For the Southern Literary Messenger.

SKETCHES OF THE HISTORY

And Present Condition of Tripoli, with some accounts of the other Barbary States.

No. IV.

Egypt was then in an unsettled state, and a few details respecting its situation may be permitted, although not absolutely connected with the present subject.

For many years previous to the invasion of the French (1797) Egypt had been nominally governed by a Turkish Pasha; but the power was in reality possessed by a soldiery of a peculiar and formidable character, who under Beys or Chiefs chosen from their own body, ruled the country with absolute sway. These troops were called Mamelukes, from the Arabic word signifying slaves, their numbers being recruited entirely by the purchase of young men from the regions of the Caucasian chain, who were transferred to Egypt, instructed in the use of arms, and at a proper age enrolled; they fought entirely on horseback, and were considered by Buonaparte as the finest cavalry in the world. No person born in Egypt could be enlisted; and marriage being discouraged, if not prohibited among them, they had no feelings which were likely to interfere with their esprit de corps. Each Bey held a particular district of the country in subjection, keeping as many Mamelukes as he could purchase and maintain, paying tribute to the Porte when he could not avoid it, and supplying his expenses by wresting from the miserable inhabitants every thing except the bare means of subsistence. The Pasha had thus little else to do than collect the tribute, which he effected by the aid of Turkish troops, and by fomenting dissensions among the Beys.

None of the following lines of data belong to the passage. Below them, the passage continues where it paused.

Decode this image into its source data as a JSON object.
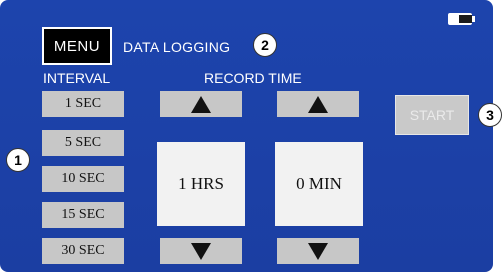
{
  "header": {
    "menu_label": "MENU",
    "title": "DATA LOGGING"
  },
  "callouts": {
    "one": "1",
    "two": "2",
    "three": "3"
  },
  "interval": {
    "label": "INTERVAL",
    "options": [
      "1 SEC",
      "5 SEC",
      "10 SEC",
      "15 SEC",
      "30 SEC"
    ]
  },
  "record_time": {
    "label": "RECORD TIME",
    "hours": "1 HRS",
    "minutes": "0 MIN"
  },
  "start_label": "START",
  "icons": {
    "up": "triangle-up-icon",
    "down": "triangle-down-icon",
    "battery": "battery-icon"
  },
  "colors": {
    "screen": "#1b3ea2",
    "button": "#c7c7c7",
    "value_box": "#f2f2f2"
  }
}
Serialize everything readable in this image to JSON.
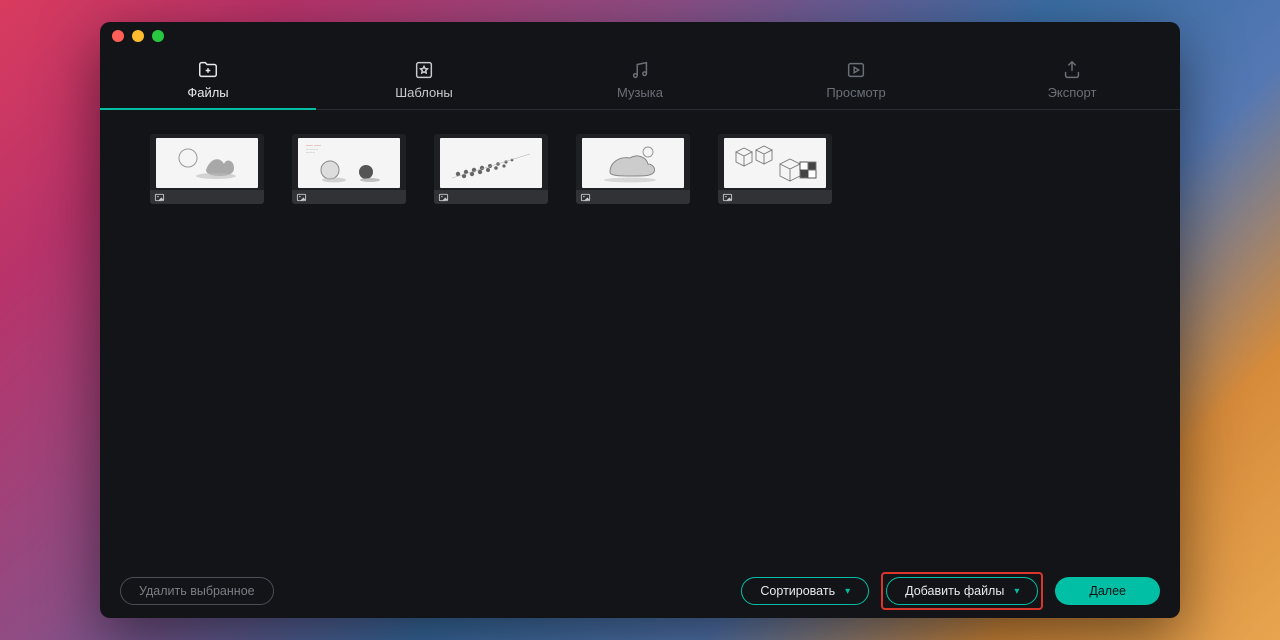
{
  "tabs": {
    "files": "Файлы",
    "templates": "Шаблоны",
    "music": "Музыка",
    "preview": "Просмотр",
    "export": "Экспорт"
  },
  "thumbnails": [
    {
      "kind": "image"
    },
    {
      "kind": "image"
    },
    {
      "kind": "image"
    },
    {
      "kind": "image"
    },
    {
      "kind": "image"
    }
  ],
  "footer": {
    "delete_selected": "Удалить выбранное",
    "sort": "Сортировать",
    "add_files": "Добавить файлы",
    "next": "Далее"
  },
  "colors": {
    "accent": "#00bfa5",
    "highlight": "#d9372c",
    "window_bg": "#121418"
  }
}
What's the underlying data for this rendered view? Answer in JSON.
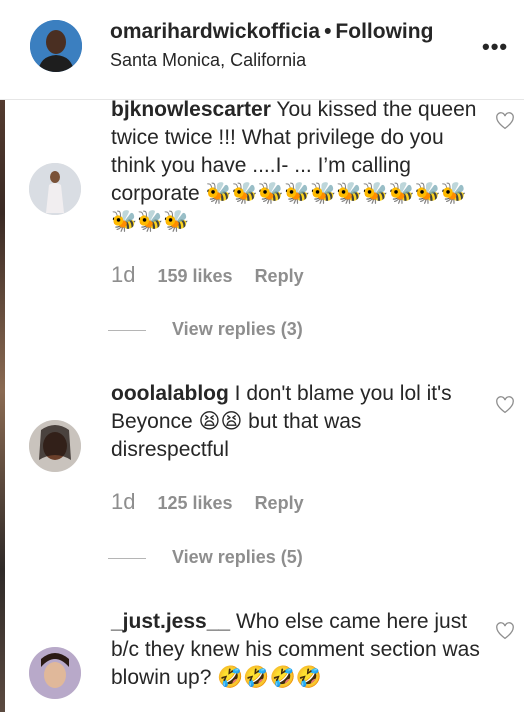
{
  "header": {
    "username": "omarihardwickofficia",
    "separator": "•",
    "follow_status": "Following",
    "location": "Santa Monica, California",
    "more_label": "•••"
  },
  "comments": [
    {
      "username": "bjknowlescarter",
      "text": "You kissed the queen twice twice !!! What privilege do you think you have ....I- ... I’m calling corporate 🐝🐝🐝🐝🐝🐝🐝🐝🐝🐝🐝🐝🐝",
      "time": "1d",
      "likes": "159 likes",
      "reply": "Reply",
      "view_replies": "View replies (3)"
    },
    {
      "username": "ooolalablog",
      "text": "I don't blame you lol it's Beyonce 😫😫 but that was disrespectful",
      "time": "1d",
      "likes": "125 likes",
      "reply": "Reply",
      "view_replies": "View replies (5)"
    },
    {
      "username": "_just.jess__",
      "text": "Who else came here just b/c they knew his comment section was blowin up? 🤣🤣🤣🤣"
    }
  ],
  "icons": {
    "heart": "heart-outline-icon",
    "more": "more-options-icon"
  },
  "colors": {
    "text": "#262626",
    "secondary": "#8e8e8e",
    "divider": "#e6e6e6"
  }
}
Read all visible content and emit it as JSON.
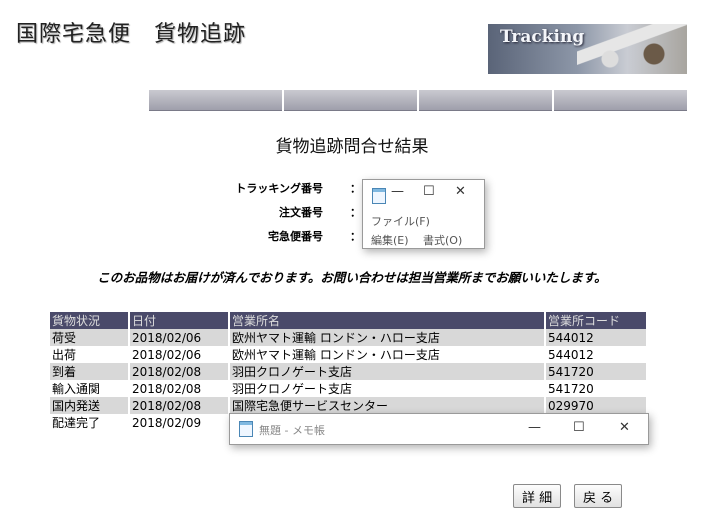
{
  "site": {
    "title": "国際宅急便　貨物追跡",
    "banner_label": "Tracking"
  },
  "page_title": "貨物追跡問合せ結果",
  "info": {
    "tracking_label": "トラッキング番号",
    "order_label": "注文番号",
    "delivery_label": "宅急便番号",
    "colon": "："
  },
  "notice": "このお品物はお届けが済んでおります。お問い合わせは担当営業所までお願いいたします。",
  "table": {
    "headers": [
      "貨物状況",
      "日付",
      "営業所名",
      "営業所コード"
    ],
    "rows": [
      [
        "荷受",
        "2018/02/06",
        "欧州ヤマト運輸 ロンドン・ハロー支店",
        "544012"
      ],
      [
        "出荷",
        "2018/02/06",
        "欧州ヤマト運輸 ロンドン・ハロー支店",
        "544012"
      ],
      [
        "到着",
        "2018/02/08",
        "羽田クロノゲート支店",
        "541720"
      ],
      [
        "輸入通関",
        "2018/02/08",
        "羽田クロノゲート支店",
        "541720"
      ],
      [
        "国内発送",
        "2018/02/08",
        "国際宅急便サービスセンター",
        "029970"
      ],
      [
        "配達完了",
        "2018/02/09",
        "",
        ""
      ]
    ]
  },
  "buttons": {
    "details": "詳 細",
    "back": "戻 る"
  },
  "notepad_small": {
    "minimize": "—",
    "maximize": "☐",
    "close": "✕",
    "menu_file": "ファイル(F)",
    "menu_edit": "編集(E)",
    "menu_format": "書式(O)"
  },
  "notepad_wide": {
    "title": "無題 - メモ帳",
    "minimize": "—",
    "maximize": "☐",
    "close": "✕"
  },
  "icons": {
    "notepad": "notepad-icon"
  }
}
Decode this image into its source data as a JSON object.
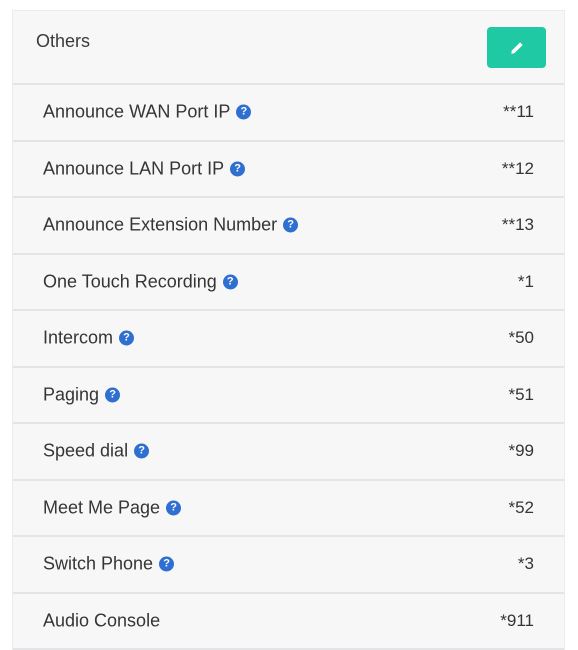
{
  "panel": {
    "title": "Others",
    "edit_icon": "pencil-icon",
    "accent_color": "#1fc9a4",
    "help_icon_color": "#2f6fd0"
  },
  "rows": [
    {
      "label": "Announce WAN Port IP",
      "value": "**11",
      "help": true
    },
    {
      "label": "Announce LAN Port IP",
      "value": "**12",
      "help": true
    },
    {
      "label": "Announce Extension Number",
      "value": "**13",
      "help": true
    },
    {
      "label": "One Touch Recording",
      "value": "*1",
      "help": true
    },
    {
      "label": "Intercom",
      "value": "*50",
      "help": true
    },
    {
      "label": "Paging",
      "value": "*51",
      "help": true
    },
    {
      "label": "Speed dial",
      "value": "*99",
      "help": true
    },
    {
      "label": "Meet Me Page",
      "value": "*52",
      "help": true
    },
    {
      "label": "Switch Phone",
      "value": "*3",
      "help": true
    },
    {
      "label": "Audio Console",
      "value": "*911",
      "help": false
    }
  ]
}
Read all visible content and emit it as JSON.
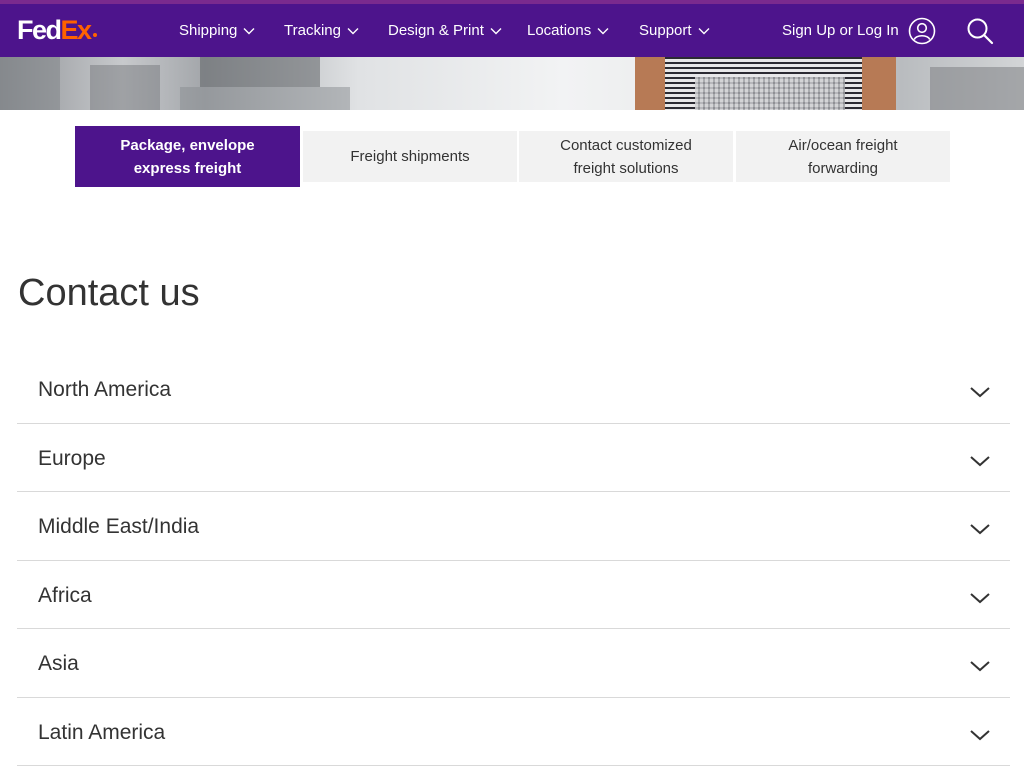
{
  "brand": {
    "logo_fed": "Fed",
    "logo_ex": "Ex",
    "primary_color": "#4d148c",
    "accent_color": "#ff6200"
  },
  "nav": {
    "items": [
      {
        "label": "Shipping",
        "icon": "chevron-down-icon"
      },
      {
        "label": "Tracking",
        "icon": "chevron-down-icon"
      },
      {
        "label": "Design & Print",
        "icon": "chevron-down-icon"
      },
      {
        "label": "Locations",
        "icon": "chevron-down-icon"
      },
      {
        "label": "Support",
        "icon": "chevron-down-icon"
      }
    ],
    "login_label": "Sign Up or Log In",
    "login_icon": "user-icon",
    "search_icon": "search-icon"
  },
  "tabs": [
    {
      "label": "Package, envelope express freight",
      "active": true
    },
    {
      "label": "Freight shipments",
      "active": false
    },
    {
      "label": "Contact customized freight solutions",
      "active": false
    },
    {
      "label": "Air/ocean freight forwarding",
      "active": false
    }
  ],
  "main": {
    "title": "Contact us",
    "regions": [
      {
        "label": "North America"
      },
      {
        "label": "Europe"
      },
      {
        "label": "Middle East/India"
      },
      {
        "label": "Africa"
      },
      {
        "label": "Asia"
      },
      {
        "label": "Latin America"
      }
    ]
  }
}
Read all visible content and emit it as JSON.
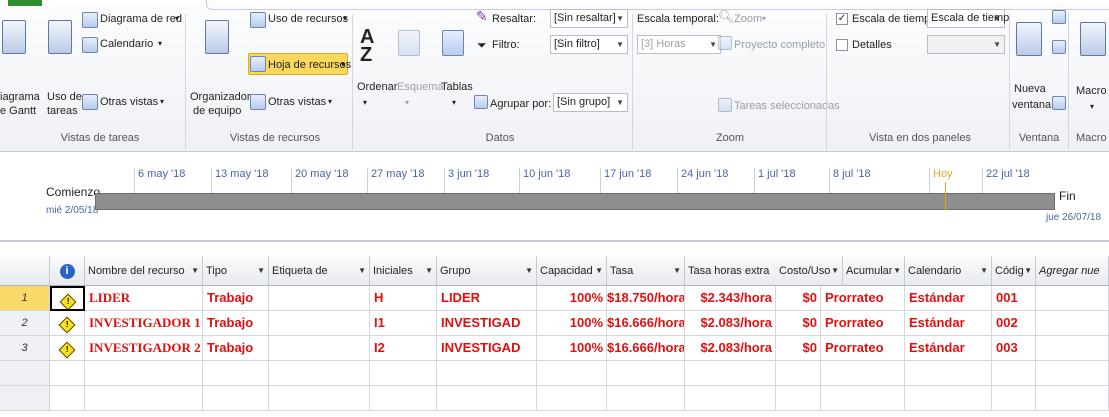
{
  "ribbon": {
    "task_views": {
      "gantt_line1": "iagrama",
      "gantt_line2": "e Gantt",
      "resource_usage_line1": "Uso de",
      "resource_usage_line2": "tareas",
      "network_diagram": "Diagrama de red",
      "calendar": "Calendario",
      "other_views": "Otras vistas",
      "group_label": "Vistas de tareas"
    },
    "resource_views": {
      "team_planner_line1": "Organizador",
      "team_planner_line2": "de equipo",
      "resource_usage": "Uso de recursos",
      "resource_sheet": "Hoja de recursos",
      "other_views": "Otras vistas",
      "group_label": "Vistas de recursos"
    },
    "data": {
      "sort": "Ordenar",
      "outline": "Esquema",
      "tables": "Tablas",
      "highlight_label": "Resaltar:",
      "highlight_value": "[Sin resaltar]",
      "filter_label": "Filtro:",
      "filter_value": "[Sin filtro]",
      "group_by_label": "Agrupar por:",
      "group_by_value": "[Sin grupo]",
      "group_label": "Datos"
    },
    "zoom": {
      "timescale_label": "Escala temporal:",
      "timescale_value": "[3] Horas",
      "zoom": "Zoom",
      "entire_project": "Proyecto completo",
      "selected_tasks": "Tareas seleccionadas",
      "group_label": "Zoom"
    },
    "split_view": {
      "timeline_label": "Escala de tiempo",
      "timeline_value": "Escala de tiemp",
      "details_label": "Detalles",
      "group_label": "Vista en dos paneles"
    },
    "window": {
      "new_window_line1": "Nueva",
      "new_window_line2": "ventana",
      "group_label": "Ventana"
    },
    "macros": {
      "label": "Macro",
      "group_label": "Macro"
    }
  },
  "timeline": {
    "dates": [
      "6 may '18",
      "13 may '18",
      "20 may '18",
      "27 may '18",
      "3 jun '18",
      "10 jun '18",
      "17 jun '18",
      "24 jun '18",
      "1 jul '18",
      "8 jul '18",
      "Hoy",
      "22 jul '18"
    ],
    "start_label": "Comienzo",
    "start_date": "mié 2/05/18",
    "end_label": "Fin",
    "end_date": "jue 26/07/18",
    "today_color": "#f0a020"
  },
  "table": {
    "info_icon": "i",
    "headers": {
      "name": "Nombre del recurso",
      "type": "Tipo",
      "label": "Etiqueta de",
      "initials": "Iniciales",
      "group": "Grupo",
      "capacity": "Capacidad",
      "rate": "Tasa",
      "overtime": "Tasa horas extra",
      "cost_use": "Costo/Uso",
      "accrue": "Acumular",
      "calendar": "Calendario",
      "code": "Códig",
      "add_new": "Agregar nue"
    },
    "rows": [
      {
        "num": "1",
        "name": "LIDER",
        "type": "Trabajo",
        "label": "",
        "initials": "H",
        "group": "LIDER",
        "capacity": "100%",
        "rate": "$18.750/hora",
        "overtime": "$2.343/hora",
        "cost_use": "$0",
        "accrue": "Prorrateo",
        "calendar": "Estándar",
        "code": "001"
      },
      {
        "num": "2",
        "name": "INVESTIGADOR 1",
        "type": "Trabajo",
        "label": "",
        "initials": "I1",
        "group": "INVESTIGAD",
        "capacity": "100%",
        "rate": "$16.666/hora",
        "overtime": "$2.083/hora",
        "cost_use": "$0",
        "accrue": "Prorrateo",
        "calendar": "Estándar",
        "code": "002"
      },
      {
        "num": "3",
        "name": "INVESTIGADOR 2",
        "type": "Trabajo",
        "label": "",
        "initials": "I2",
        "group": "INVESTIGAD",
        "capacity": "100%",
        "rate": "$16.666/hora",
        "overtime": "$2.083/hora",
        "cost_use": "$0",
        "accrue": "Prorrateo",
        "calendar": "Estándar",
        "code": "003"
      }
    ],
    "text_color": "#e01010"
  }
}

The Sultan had indeed made several attempts to recover his authority, of which the only one worthy of note was that conducted by the Capoudan Pasha Hassan in 1786, which is mentioned in the second number of these Sketches. This expedition was but partially successful. The Beys soon regained their power, which they exercised with additional insolence and rapacity towards all classes; and when the French under Buonaparte entered Egypt, it was ostensibly for the purpose of restoring the country to its former master, "their ancient ally," and of thus revenging the insults committed on citizens of the Republic by the tyrannical Mamelukes.